By Austin Cline, About.com Guide to Atheism since 1998

Collective Responsibility of Jews

Saturday October 18, 2003
Do Jews as a whole bear a collective responsibility to act in a certain way because of their history? That's what Gregg Easterbrook seems to think. Although he doesn't come right out and lambast Jews as a whole, he does come dangerously close.

In a scathing review of Quentin Tarantino's movie Kill Bill published in The New Republic Online, Easterbrook ends on a curious note:

Disney's CEO, Michael Eisner, is Jewish; the chief of Miramax, Harvey Weinstein, is Jewish. Yes, there are plenty of Christian and other Hollywood executives who worship money above all else, promoting for profit the adulation of violence. Does that make it right for Jewish executives to worship money above all else, by promoting for profit the adulation of violence? Recent European history alone ought to cause Jewish executives to experience second thoughts about glorifying the killing of the helpless as a fun lifestyle choice.

Easterbrook despises Tarantino's films, calling them all "junk." But what's the relevancy of the fact that many powerful movie studio figures have been Jews? Easterbrook seems to feel that because Jews have suffered in history, they have a special responsibility not to do anything that entails profiting from the depiction of violence and suffering. I guess it's OK for Christians to do this, or do they have a special, collective responsibility that stems from the Crusades and the Inquisition?
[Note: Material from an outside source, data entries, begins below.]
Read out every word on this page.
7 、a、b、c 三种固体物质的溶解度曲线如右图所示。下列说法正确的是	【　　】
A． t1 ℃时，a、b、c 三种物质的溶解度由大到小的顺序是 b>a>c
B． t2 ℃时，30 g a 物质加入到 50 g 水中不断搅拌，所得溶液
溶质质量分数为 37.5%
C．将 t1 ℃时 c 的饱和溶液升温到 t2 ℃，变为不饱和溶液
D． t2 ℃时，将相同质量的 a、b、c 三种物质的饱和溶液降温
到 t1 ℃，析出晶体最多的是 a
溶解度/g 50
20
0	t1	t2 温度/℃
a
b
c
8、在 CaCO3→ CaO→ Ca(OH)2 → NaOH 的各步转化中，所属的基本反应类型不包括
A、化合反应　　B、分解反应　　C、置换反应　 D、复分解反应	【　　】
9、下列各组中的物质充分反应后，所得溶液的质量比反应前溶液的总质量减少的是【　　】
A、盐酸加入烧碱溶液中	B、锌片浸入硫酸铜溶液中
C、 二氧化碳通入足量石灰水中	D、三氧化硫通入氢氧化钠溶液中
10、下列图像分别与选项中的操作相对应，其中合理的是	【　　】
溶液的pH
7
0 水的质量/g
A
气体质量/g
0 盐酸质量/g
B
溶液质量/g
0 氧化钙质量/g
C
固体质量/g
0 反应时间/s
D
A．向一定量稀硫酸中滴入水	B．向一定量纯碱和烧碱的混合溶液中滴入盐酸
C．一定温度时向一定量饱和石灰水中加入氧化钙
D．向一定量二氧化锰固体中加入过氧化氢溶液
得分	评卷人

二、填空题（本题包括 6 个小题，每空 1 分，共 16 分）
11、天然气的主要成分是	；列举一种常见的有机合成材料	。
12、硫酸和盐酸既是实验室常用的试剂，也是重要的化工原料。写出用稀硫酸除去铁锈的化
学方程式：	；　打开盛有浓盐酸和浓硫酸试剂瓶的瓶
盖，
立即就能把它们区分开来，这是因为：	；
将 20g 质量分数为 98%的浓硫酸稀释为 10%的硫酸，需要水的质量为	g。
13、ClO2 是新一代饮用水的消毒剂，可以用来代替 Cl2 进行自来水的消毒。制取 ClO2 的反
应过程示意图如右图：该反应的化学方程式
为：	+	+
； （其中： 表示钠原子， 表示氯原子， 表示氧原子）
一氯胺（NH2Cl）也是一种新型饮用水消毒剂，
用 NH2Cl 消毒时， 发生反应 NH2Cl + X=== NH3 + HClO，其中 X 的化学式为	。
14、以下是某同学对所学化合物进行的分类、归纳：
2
Atrios, who led me to this article, points out that "collective responsibility is just the flip side of collective blame," and I think he's right. If Jews have a special responsibility not to do something, and then they do it, why not blame all Jews for that failure and anything negative that is perceived to happen as a result? The problem doesn't lie in speaking about Jews collectively rather than as individuals - there is, after all, a group of people who can be labeled as "Jews" (however amorphous that group may be). Assigning them a special, collective moral responsibility is quite another.